Adam Duritz noted that having toiled in the heat and humidity of the Carolinas the past few days, it was "like heaven here."
Well, almost heaven.
Counting Crows and its true fans had challenges to deal with aside from weather, which was lovely Friday night. Steve Miller, who countered this show with his own at First Niagara Pavilion, recently complained about the attention spans and behavior of modern-day crowds.
This one was a handful. Counting Crows is a nuanced band centered around the often tender narratives in their frontman's lyrics. Unfortunately, there were a lot of people in this near sold-out crowd who came to drink tall beers, talk loudly with friends and just tune into the handful of radio songs. Anyone standing around the edges heard more chatter than anything else, so it was a toxic combination of an outdoor Friday night drinking crowd and a folky band with a somewhat introverted and awkward frontman.
Mr. Duritz also had to bring the band to a screeching halt twice due to fights, the first time during "Omaha." "Stop that," he said. "There's no fighting during folk songs. That's just weird." If you were lucky to be in a spot where you could hear, most likely somewhere smack in the middle, Counting Crows sounded as good as ever, and there were flashes of good spirit during the show, particularly during the sing-alongs on favorites like "A Long December," "Hanginaround" and the peaceful parts of "Omaha." "You sing better than me," Mr. Duritz, sporting his wild dreadlocked wig, said at one point. "You take it."
Counting Crows lead singer, Adam Duritz, opened the concert with "Round Here" outdoors at Stage AE on the North Shore. Guitarist Dan Vickrey, right.(John Heller/Post-Gazette)
The advertised previews of the forthcoming album, "Somewhere Under Wonderland" (the band's first new material in six years), sounded promising. "God of Ocean Tides," starting delicate like "Dust in the Wind," was a quiet tale of travel and separation; "Cover Up the Sun" was a flowing folk-rocker reminiscent of early '90s; "Earthquake Driver" came across as the breezy, funny rocker the singer promised will lighten their sound; and "Palisades Park," the first encore, found Mr. Duritz spilling words in full-blown early Springsteen story mode.

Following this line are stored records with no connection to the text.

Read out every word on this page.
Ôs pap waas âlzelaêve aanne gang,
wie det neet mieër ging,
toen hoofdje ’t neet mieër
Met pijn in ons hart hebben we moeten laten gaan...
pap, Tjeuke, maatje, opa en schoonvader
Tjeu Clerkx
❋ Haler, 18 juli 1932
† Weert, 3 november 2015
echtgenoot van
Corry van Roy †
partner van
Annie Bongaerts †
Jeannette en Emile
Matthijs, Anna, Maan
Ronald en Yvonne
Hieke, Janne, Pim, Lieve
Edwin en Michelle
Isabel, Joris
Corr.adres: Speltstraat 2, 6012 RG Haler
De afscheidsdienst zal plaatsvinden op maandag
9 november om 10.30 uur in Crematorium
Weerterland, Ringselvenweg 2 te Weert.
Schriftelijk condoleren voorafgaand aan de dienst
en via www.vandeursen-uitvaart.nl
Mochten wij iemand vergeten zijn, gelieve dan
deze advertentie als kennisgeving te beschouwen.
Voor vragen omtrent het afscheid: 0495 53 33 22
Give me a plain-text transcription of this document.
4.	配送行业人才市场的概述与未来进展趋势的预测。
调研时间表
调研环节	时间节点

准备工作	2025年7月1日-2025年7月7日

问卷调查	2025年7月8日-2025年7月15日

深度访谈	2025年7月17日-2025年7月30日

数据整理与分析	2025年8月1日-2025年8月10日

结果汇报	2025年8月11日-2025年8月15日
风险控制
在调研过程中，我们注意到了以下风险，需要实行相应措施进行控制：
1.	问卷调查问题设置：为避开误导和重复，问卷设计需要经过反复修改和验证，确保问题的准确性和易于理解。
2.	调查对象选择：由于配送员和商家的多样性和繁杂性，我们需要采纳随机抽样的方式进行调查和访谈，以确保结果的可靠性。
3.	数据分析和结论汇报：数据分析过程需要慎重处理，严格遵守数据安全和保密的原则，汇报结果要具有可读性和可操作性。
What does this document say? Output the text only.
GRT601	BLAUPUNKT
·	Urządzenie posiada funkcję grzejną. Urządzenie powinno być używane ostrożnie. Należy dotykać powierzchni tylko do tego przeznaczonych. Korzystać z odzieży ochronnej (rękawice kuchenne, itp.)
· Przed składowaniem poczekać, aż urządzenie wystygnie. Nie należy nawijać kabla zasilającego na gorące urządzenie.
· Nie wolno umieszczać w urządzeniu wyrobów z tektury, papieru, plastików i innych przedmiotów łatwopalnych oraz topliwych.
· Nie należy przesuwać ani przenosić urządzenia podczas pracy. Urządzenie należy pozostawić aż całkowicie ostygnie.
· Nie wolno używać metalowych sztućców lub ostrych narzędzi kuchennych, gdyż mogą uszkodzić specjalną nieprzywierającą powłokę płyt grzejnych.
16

Fans got a loose, extended "Round Here" at the outset and a spirited "Rain King" in the encore, but the glaring omission was the band's biggest hit and signature song "Mr. Jones," which had been on recent setlists. There was even a sense of disbelief when the houselights went on after the 100-minute set. I can guarantee you there were a lot of talkative people waiting all night for that one.
Toad the Wet Sprocket, a band that never really grabbed people by the collar, opened with a like-minded set that also competed for the crowd's attention, especially when it tried to play new songs. The band got a spark of recognition from the last three songs of the set -- "All I Want," "Fall Down" and "Walk on the Ocean" -- but for the most part did little to avoid blending in with scenery.